Members of the Senate were sworn in Thursday as jurors for the impeachment trial of President Trump, vowing with right hands raised to afford “impartial justice.”
The solemn formality opened the third impeachment of a president in U.S. history and prepared the chamber to hear the House case against Mr. Trump beginning Tuesday.
The senators took the oath after Chief Justice of the United States John G. Roberts Jr. was sworn in to preside over the trial.
Justice Roberts then administered the oath to the senators: “I solemnly swear that in all things appertaining to the trial of the impeachment of Donald John Trump, now pending, I will do impartial justice according to the Constitution and laws, so help me God.”
After reciting the oath as a group, each member, in turn, signed the oath at the clerk’s desk in the well of the Senate.
Senate President Pro Tempore Charles E. Grassley, Iowa Republican, administered the oath to Justice Roberts.
SEE ALSO: Trump: Impeachment case in Senate ‘not going anywhere’
The rules for the proceedings, which are expected to mirror the impeachment trial of President Bill Clinton in 1999, will be established by a majority vote Tuesday.
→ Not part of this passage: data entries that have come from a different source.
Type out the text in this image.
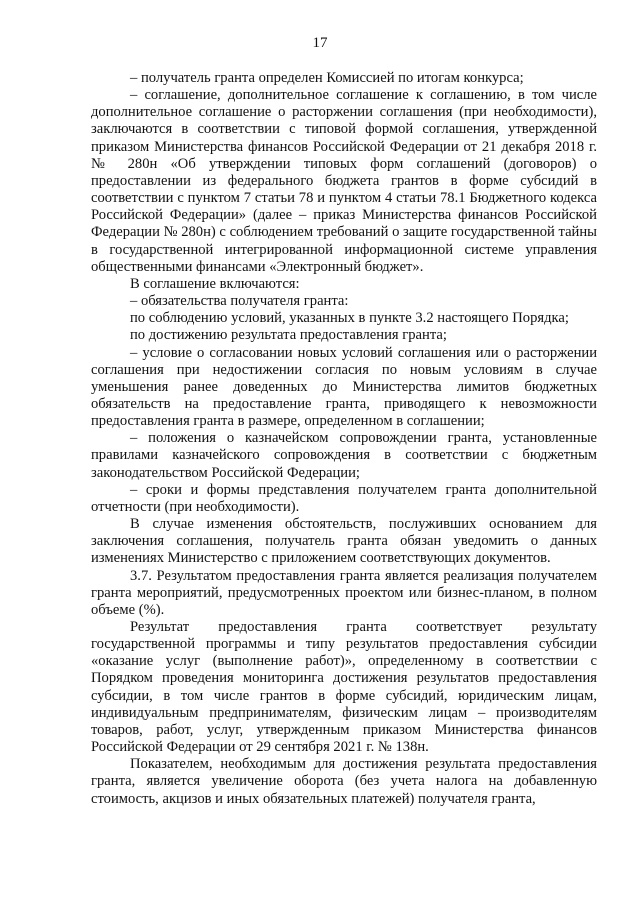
17

– получатель гранта определен Комиссией по итогам конкурса;

– соглашение, дополнительное соглашение к соглашению, в том числе дополнительное соглашение о расторжении соглашения (при необходимости), заключаются в соответствии с типовой формой соглашения, утвержденной приказом Министерства финансов Российской Федерации от 21 декабря 2018 г. № 280н «Об утверждении типовых форм соглашений (договоров) о предоставлении из федерального бюджета грантов в форме субсидий в соответствии с пунктом 7 статьи 78 и пунктом 4 статьи 78.1 Бюджетного кодекса Российской Федерации» (далее – приказ Министерства финансов Российской Федерации № 280н) с соблюдением требований о защите государственной тайны в государственной интегрированной информационной системе управления общественными финансами «Электронный бюджет».

В соглашение включаются:

– обязательства получателя гранта:

по соблюдению условий, указанных в пункте 3.2 настоящего Порядка;

по достижению результата предоставления гранта;

– условие о согласовании новых условий соглашения или о расторжении соглашения при недостижении согласия по новым условиям в случае уменьшения ранее доведенных до Министерства лимитов бюджетных обязательств на предоставление гранта, приводящего к невозможности предоставления гранта в размере, определенном в соглашении;

– положения о казначейском сопровождении гранта, установленные правилами казначейского сопровождения в соответствии с бюджетным законодательством Российской Федерации;

– сроки и формы представления получателем гранта дополнительной отчетности (при необходимости).

В случае изменения обстоятельств, послуживших основанием для заключения соглашения, получатель гранта обязан уведомить о данных изменениях Министерство с приложением соответствующих документов.

3.7. Результатом предоставления гранта является реализация получателем гранта мероприятий, предусмотренных проектом или бизнес-планом, в полном объеме (%).

Результат предоставления гранта соответствует результату государственной программы и типу результатов предоставления субсидии «оказание услуг (выполнение работ)», определенному в соответствии с Порядком проведения мониторинга достижения результатов предоставления субсидии, в том числе грантов в форме субсидий, юридическим лицам, индивидуальным предпринимателям, физическим лицам – производителям товаров, работ, услуг, утвержденным приказом Министерства финансов Российской Федерации от 29 сентября 2021 г. № 138н.

Показателем, необходимым для достижения результата предоставления гранта, является увеличение оборота (без учета налога на добавленную стоимость, акцизов и иных обязательных платежей) получателя гранта,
The impeachment of Mr. Trump stems from a July 25 phone call in which he pressed Ukraine President Volodymyr Zelensky for a “favor” in investigating former Vice President Joseph R. Biden and Ukraine meddling in the 2016 election.
A whistleblower, who is believed to be a CIA official assigned to the White House, accused the president of abusing his power for personal gain on the call, including withholding $391 million of U.S. military aid from Ukraine as leverage.
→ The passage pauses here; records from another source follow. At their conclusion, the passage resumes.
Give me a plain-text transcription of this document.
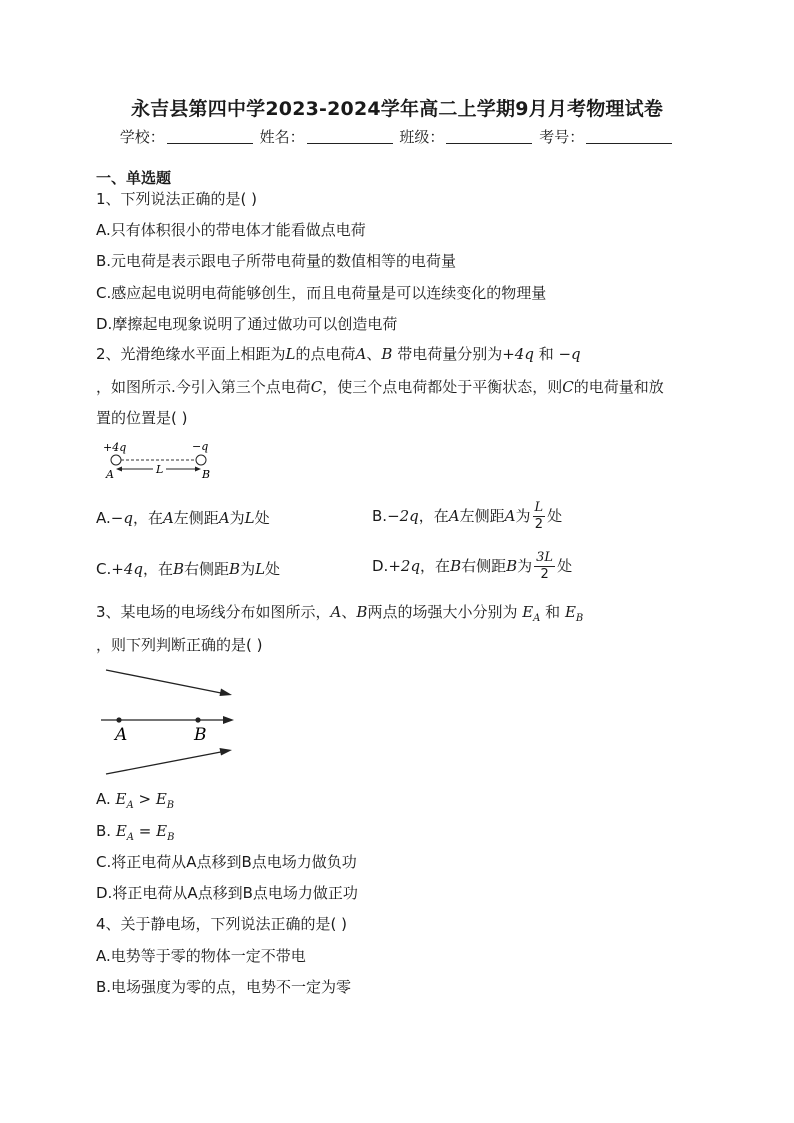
永吉县第四中学2023-2024学年高二上学期9月月考物理试卷
学校：	姓名：	班级：	考号：
一、单选题
1、下列说法正确的是( )
A.只有体积很小的带电体才能看做点电荷
B.元电荷是表示跟电子所带电荷量的数值相等的电荷量
C.感应起电说明电荷能够创生，而且电荷量是可以连续变化的物理量
D.摩擦起电现象说明了通过做功可以创造电荷
2、光滑绝缘水平面上相距为L的点电荷A、B 带电荷量分别为+4q 和 −q
，如图所示.今引入第三个点电荷C，使三个点电荷都处于平衡状态，则C的电荷量和放
置的位置是( )
+4q	−q
L
A	B
A.−q，在A左侧距A为L处	B.−2q，在A左侧距A为 $\frac{L}{2}$ 处
C.+4q，在B右侧距B为L处	D.+2q，在B右侧距B为 $\frac{3L}{2}$ 处
3、某电场的电场线分布如图所示，A、B两点的场强大小分别为 $E_A$ 和 $E_B$
，则下列判断正确的是( )
A	B
A. $E_A > E_B$
B. $E_A = E_B$
C.将正电荷从A点移到B点电场力做负功
D.将正电荷从A点移到B点电场力做正功
4、关于静电场，下列说法正确的是( )
A.电势等于零的物体一定不带电
B.电场强度为零的点，电势不一定为零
The whistleblower also is believed to have ties to the Democratic Party and the elder Mr. Biden and is known to have met with Mr. Schiff’s staff for guidance before making the complaint.
A rough transcript of the call the White House released in late September did not show the president present a quid pro quo deal for the investigations, but Democrats said the threat was understood and part of an ongoing pressure campaign of “shadow” foreign policy conducted by Mr. Trump’s private lawyer, former New York Mayor Rudolph W. Giuliani.
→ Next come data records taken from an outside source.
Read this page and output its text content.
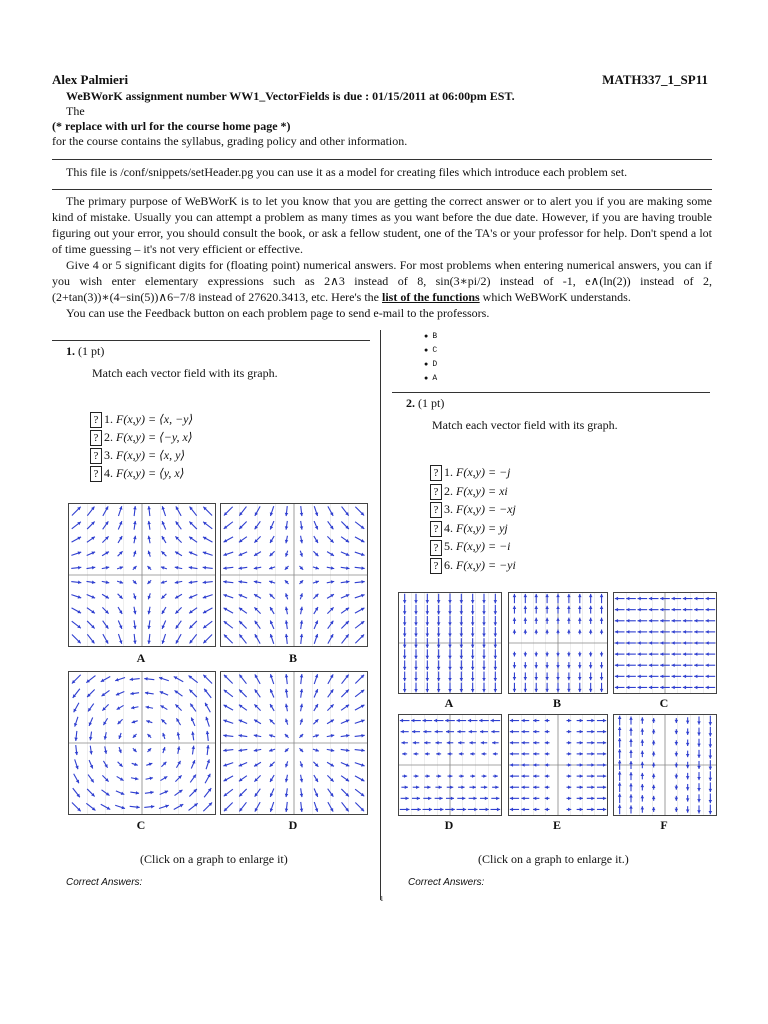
Alex Palmieri	MATH337_1_SP11
WeBWorK assignment number WW1_VectorFields is due : 01/15/2011 at 06:00pm EST.
The
(* replace with url for the course home page *)
for the course contains the syllabus, grading policy and other information.
This file is /conf/snippets/setHeader.pg you can use it as a model for creating files which introduce each problem set.

The primary purpose of WeBWorK is to let you know that you are getting the correct answer or to alert you if you are making some kind of mistake. Usually you can attempt a problem as many times as you want before the due date. However, if you are having trouble figuring out your error, you should consult the book, or ask a fellow student, one of the TA's or your professor for help. Don't spend a lot of time guessing – it's not very efficient or effective.

Give 4 or 5 significant digits for (floating point) numerical answers. For most problems when entering numerical answers, you can if you wish enter elementary expressions such as 2∧3 instead of 8, sin(3∗pi/2) instead of -1, e∧(ln(2)) instead of 2, (2+tan(3))∗(4−sin(5))∧6−7/8 instead of 27620.3413, etc. Here's the list of the functions which WeBWorK understands.

You can use the Feedback button on each problem page to send e-mail to the professors.

1. (1 pt)
Match each vector field with its graph.
? 1. F(x,y) = ⟨x, −y⟩
? 2. F(x,y) = ⟨−y, x⟩
? 3. F(x,y) = ⟨x, y⟩
? 4. F(x,y) = ⟨y, x⟩
A	B
C	D
(Click on a graph to enlarge it)
Correct Answers:
● B
● C
● D
● A
2. (1 pt)
Match each vector field with its graph.
? 1. F(x,y) = −j
? 2. F(x,y) = xi
? 3. F(x,y) = −xj
? 4. F(x,y) = yj
? 5. F(x,y) = −i
? 6. F(x,y) = −yi
A	B	C
D	E	F
(Click on a graph to enlarge it.)
Correct Answers:
1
New evidence the House Democrats obtained since passing the two articles of impeachment in a party-line vote Dec. 18 detail Mr. Giuliani’s activities in Ukraine but does not significantly change what was already known.
The articles rely heavily on testimony from Gordon Sondland, the ambassador to the European Union, who said he offered a prized White House visit for the newly elected Mr. Zelensky in exchange for his announcement of the investigations. But Mr. Sondland said he “presumed” that was what Mr. Trump wanted.
In his only conversation with the president about it, Mr. Trump told him that there was “no quid pro quo,” he testified.
None of the witnesses in the impeachment inquiry linked the holdup of military assistance to the investigations or provided a reason for the holdup. The aid was delayed for about two months, before the money started to flow to Ukraine on Sept. 11, two days after the Inspector General of the Intelligence Community informed Congress of the whistleblower complaint.
Mr. Trump has acknowledged that he wanted an investigation into alleged corruption involving the Bidens and Ukraine interference in the 2016 election.
Interest increased in Mr. Biden’s actions in Ukraine after he recently boasted of forcing Ukraine to fire the country’s chief prosecutor in spring 2016. He said threatened to block a $1 billion U.S. loan guarantee. The prosecutor was widely viewed as not doing enough to combat corruption. But the prosecutor, Viktor Shokin, also had looked into corruption allegations against Burisma and Mykola Zlochevsky, the Ukraine oligarch running the company.
Mr. Trump also wanted Ukraine to look into a missing Democratic National Committee server that was hacked by Russia during the 2016 presidential campaigns. An American cybersecurity company called CrowdStrike examined the server to probe the hack but the server disappeared before it got to the FBI.
Mr. Trump subscribes to an unsubstantiated theory that the server ended up in Ukraine.